Let’s now take a look at hedge fund activity in other stocks – not necessarily in the same industry as Rogers Corporation (NYSE:ROG) but similarly valued. These stocks are Boise Cascade Co (NYSE:BCC), Semtech Corporation (NASDAQ:SMTC), II-VI, Inc. (NASDAQ:IIVI), and BancFirst Corporation (NASDAQ:BANF). This group of stocks’ market values match Rogers Corporation’s market value.
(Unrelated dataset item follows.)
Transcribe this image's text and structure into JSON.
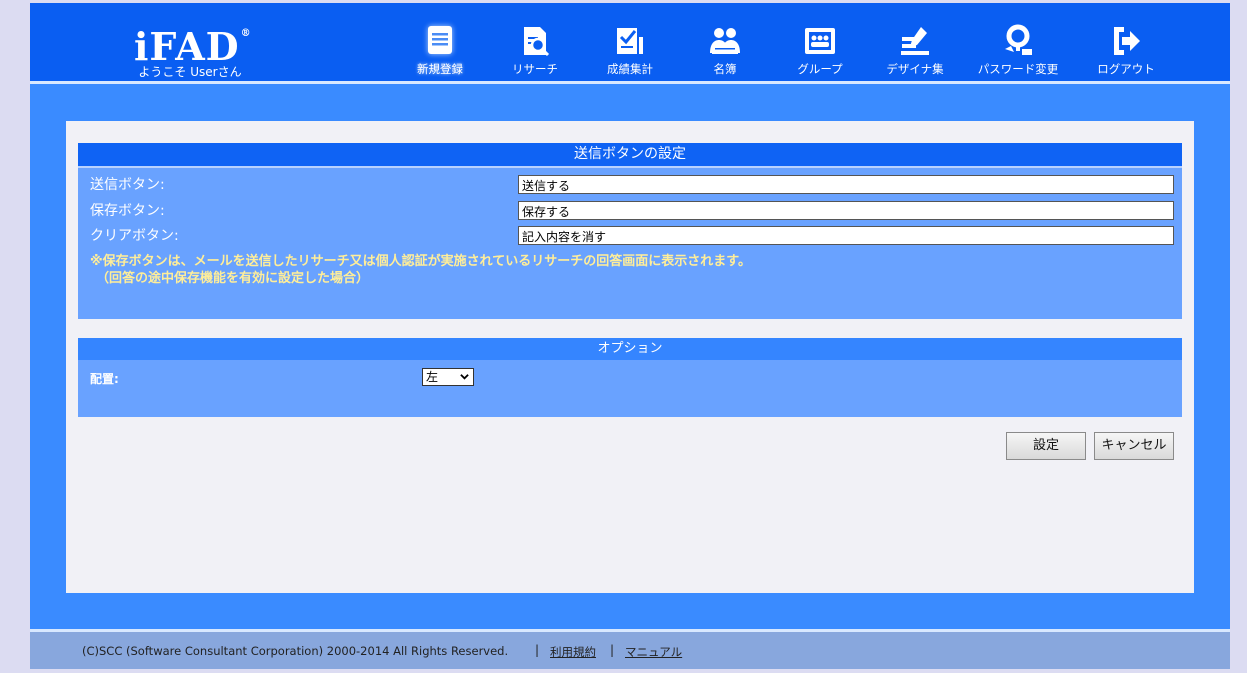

Ticker | No of HFs with positions | Total Value of HF Positions (x1000) | Change in HF Position |
---|---|---|---|
BCC | 20 | 100492 | 4 |
SMTC | 13 | 64383 | -2 |
IIVI | 15 | 62809 | -1 |
BANF | 5 | 31421 | -1 |
As you can see these stocks had an average of 13.25 hedge funds with bullish positions and the average amount invested in these stocks was $65 million. That figure was $83 million in Rogers Corporation’s case. Boise Cascade Co (NYSE:BCC) is the most popular stock in this table. On the other hand BancFirst Corporation (NASDAQ:BANF) is the least popular one with only 5 bullish hedge fund positions. Rogers Corporation (NYSE:ROG) is not the most popular stock in this group but hedge fund interest is still above average. This is a slightly positive signal but we’d rather spend our time researching stocks that hedge funds are piling on. In this regard Boise Cascade Co might be a better candidate to consider for a long position.